I’m Never ‘On’

(like the light switch in Natalie Bennett’s house)

That’s a bit of a clunky phrase really, but I think the point behind it is a valid one, that some people are either ‘on’, or they are ‘off’. The former refers to a public persona, both in terms of how you appear – lie not wearing pyjamas – and how you act – being talkative and friendly and stuff – and I’ve met people who are always ‘on’ in this respect; they always present themselves neatly, and are always up for a chat or to hang out. On the other side, some people are ‘off’, in that they are less talkative (not necessarily less friendly) and they’re wearing their designated ‘lazy guy’ clothes, which is usually a combination of tracky trousers and a vest with a food stain of some unknown origin on it. And while most people flip between the two, depending on whether they’re in a public or private setting, I don’t: I’m never ‘on’.

I was thinking about this because there is a Halloween party on the horizon, to which I am thinking of attending, and so am in need of a costume. Now I hate to be a killjoy, but dressing up for ‘fun’ and taking an interest in my appearance in general is so out of character it’s insane; you guys will probably enjoy dressing up as things, but if ever someone in a costume claims to be me, you’d be forgiven for beating them with a board with a nail driven through it and demanding ‘who are you and what have you done with the real James?’.

People will say that it’s fun, and an excuse to be a bit silly, but that’s my point; I don’t really have a ‘being silly’ setting; I like to think that I’m not totally dull to the point of being uncommunicative, but I’m defensively confident in my arseholish, society-dismissing identity, and wouldn’t really feel comfortable outside of it, whether it’s wearing a costume or getting pissed at a party.

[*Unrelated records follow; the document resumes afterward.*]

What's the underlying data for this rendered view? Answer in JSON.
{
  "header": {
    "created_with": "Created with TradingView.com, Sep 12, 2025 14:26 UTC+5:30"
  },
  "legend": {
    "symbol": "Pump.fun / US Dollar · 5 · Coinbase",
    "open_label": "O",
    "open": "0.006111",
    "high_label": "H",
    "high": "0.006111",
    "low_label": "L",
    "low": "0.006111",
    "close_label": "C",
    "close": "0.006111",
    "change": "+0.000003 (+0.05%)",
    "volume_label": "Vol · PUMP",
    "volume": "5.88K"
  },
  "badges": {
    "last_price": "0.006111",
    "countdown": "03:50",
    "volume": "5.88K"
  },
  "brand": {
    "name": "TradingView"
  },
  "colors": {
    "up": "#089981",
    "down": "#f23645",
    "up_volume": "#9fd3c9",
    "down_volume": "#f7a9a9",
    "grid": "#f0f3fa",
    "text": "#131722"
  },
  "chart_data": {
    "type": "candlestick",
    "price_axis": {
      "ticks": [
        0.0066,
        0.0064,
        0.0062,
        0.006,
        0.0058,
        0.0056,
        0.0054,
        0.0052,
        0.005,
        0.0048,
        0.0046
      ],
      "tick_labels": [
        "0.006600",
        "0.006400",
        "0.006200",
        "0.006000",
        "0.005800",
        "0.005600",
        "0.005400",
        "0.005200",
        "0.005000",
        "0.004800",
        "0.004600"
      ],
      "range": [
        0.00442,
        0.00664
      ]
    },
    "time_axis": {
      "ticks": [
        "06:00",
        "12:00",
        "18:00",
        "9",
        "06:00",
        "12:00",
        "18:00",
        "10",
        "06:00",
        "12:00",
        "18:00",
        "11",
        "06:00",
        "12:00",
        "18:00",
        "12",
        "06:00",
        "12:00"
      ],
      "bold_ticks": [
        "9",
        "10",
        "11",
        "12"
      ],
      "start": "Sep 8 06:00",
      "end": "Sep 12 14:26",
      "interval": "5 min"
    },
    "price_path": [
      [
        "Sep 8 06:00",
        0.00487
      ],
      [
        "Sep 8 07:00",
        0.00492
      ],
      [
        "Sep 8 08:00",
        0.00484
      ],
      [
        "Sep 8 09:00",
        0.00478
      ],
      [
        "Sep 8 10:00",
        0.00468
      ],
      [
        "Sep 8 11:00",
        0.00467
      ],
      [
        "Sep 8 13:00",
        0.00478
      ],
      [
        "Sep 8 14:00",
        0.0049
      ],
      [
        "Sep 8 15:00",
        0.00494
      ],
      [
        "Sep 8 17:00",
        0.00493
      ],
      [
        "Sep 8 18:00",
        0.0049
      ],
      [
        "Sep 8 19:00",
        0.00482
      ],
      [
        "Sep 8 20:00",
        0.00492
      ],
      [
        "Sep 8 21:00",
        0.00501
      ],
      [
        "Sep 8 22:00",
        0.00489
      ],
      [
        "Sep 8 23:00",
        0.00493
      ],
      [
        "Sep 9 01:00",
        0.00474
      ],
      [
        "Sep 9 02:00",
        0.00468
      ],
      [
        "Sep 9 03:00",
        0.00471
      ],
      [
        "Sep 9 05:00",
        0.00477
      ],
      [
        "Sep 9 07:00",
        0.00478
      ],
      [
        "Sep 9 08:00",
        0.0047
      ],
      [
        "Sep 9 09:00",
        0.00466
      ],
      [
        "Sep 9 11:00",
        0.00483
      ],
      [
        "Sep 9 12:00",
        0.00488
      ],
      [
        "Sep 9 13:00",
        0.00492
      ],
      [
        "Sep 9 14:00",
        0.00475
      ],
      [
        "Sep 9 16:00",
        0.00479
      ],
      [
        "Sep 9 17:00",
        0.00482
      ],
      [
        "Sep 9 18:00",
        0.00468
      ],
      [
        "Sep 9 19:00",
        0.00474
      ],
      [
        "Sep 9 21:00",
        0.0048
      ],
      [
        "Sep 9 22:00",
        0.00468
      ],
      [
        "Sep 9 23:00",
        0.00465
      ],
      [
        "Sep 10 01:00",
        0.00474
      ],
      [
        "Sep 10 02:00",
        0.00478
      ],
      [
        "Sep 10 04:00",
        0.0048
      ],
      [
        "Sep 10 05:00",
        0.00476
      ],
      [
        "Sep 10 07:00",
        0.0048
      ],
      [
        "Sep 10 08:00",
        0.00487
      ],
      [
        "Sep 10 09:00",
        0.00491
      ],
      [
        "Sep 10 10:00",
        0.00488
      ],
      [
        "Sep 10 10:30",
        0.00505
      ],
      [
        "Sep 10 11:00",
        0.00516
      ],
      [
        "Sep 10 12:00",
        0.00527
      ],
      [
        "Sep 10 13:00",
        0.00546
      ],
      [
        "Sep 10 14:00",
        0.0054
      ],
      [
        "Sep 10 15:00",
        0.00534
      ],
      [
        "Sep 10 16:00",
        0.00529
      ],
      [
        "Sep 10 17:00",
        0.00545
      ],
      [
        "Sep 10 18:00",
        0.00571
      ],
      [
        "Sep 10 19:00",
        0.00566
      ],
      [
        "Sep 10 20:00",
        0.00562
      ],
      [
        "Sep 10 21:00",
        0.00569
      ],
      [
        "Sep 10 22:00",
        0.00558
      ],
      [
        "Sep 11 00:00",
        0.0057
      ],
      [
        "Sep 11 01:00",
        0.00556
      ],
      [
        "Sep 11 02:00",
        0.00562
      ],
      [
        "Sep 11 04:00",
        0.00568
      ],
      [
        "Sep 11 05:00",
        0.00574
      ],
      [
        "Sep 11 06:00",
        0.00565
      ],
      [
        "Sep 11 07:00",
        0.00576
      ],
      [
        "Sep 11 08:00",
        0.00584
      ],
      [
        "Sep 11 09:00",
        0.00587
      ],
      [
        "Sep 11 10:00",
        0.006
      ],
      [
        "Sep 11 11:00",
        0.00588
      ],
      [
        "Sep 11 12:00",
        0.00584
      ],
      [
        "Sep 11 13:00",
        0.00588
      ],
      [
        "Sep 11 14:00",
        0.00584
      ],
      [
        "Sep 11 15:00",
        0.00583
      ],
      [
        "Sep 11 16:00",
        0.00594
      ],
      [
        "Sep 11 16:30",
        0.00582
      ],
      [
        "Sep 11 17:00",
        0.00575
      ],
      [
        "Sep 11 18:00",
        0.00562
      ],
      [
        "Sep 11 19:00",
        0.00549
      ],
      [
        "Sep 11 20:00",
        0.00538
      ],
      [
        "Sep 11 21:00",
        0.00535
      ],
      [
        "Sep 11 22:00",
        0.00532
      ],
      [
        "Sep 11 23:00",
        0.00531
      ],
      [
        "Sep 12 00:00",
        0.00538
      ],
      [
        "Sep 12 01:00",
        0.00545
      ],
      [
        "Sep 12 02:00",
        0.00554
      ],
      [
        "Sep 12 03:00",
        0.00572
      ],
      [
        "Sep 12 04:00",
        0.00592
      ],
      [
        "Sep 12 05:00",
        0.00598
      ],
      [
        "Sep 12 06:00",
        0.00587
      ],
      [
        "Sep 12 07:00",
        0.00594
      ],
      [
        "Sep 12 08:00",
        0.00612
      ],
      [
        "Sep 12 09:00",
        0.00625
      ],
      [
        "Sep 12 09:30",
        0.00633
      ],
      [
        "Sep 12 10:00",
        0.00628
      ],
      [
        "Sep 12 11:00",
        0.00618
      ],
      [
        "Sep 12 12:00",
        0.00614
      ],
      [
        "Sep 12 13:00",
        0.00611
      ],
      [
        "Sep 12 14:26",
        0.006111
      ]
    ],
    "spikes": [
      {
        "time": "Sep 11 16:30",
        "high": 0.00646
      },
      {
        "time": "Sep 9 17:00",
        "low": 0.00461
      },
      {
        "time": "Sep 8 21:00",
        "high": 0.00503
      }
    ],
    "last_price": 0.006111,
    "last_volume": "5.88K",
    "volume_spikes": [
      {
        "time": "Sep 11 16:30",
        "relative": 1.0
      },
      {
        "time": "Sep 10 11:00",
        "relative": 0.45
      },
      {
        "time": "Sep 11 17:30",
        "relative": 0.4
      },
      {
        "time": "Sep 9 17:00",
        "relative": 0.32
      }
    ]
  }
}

Am I shy? Am I afraid? I’d argue not, because these are phases you go through when meeting new people, rather than inherent character traits; I don’t fear my friends, nor do I not want to embarrass myself, I’m just worryingly eager to use the phrase ‘that’s not really my thing, mate’.

This isn’t to say I don’t have interests, and that I’m incapable of enjoying myself in a reasonably uncontrolled manner, it’s just that I’ll engage with those things while being a bit of a guarded, uncooperative prick because – and you can all have one free punch at my face for saying this – that’s who I am.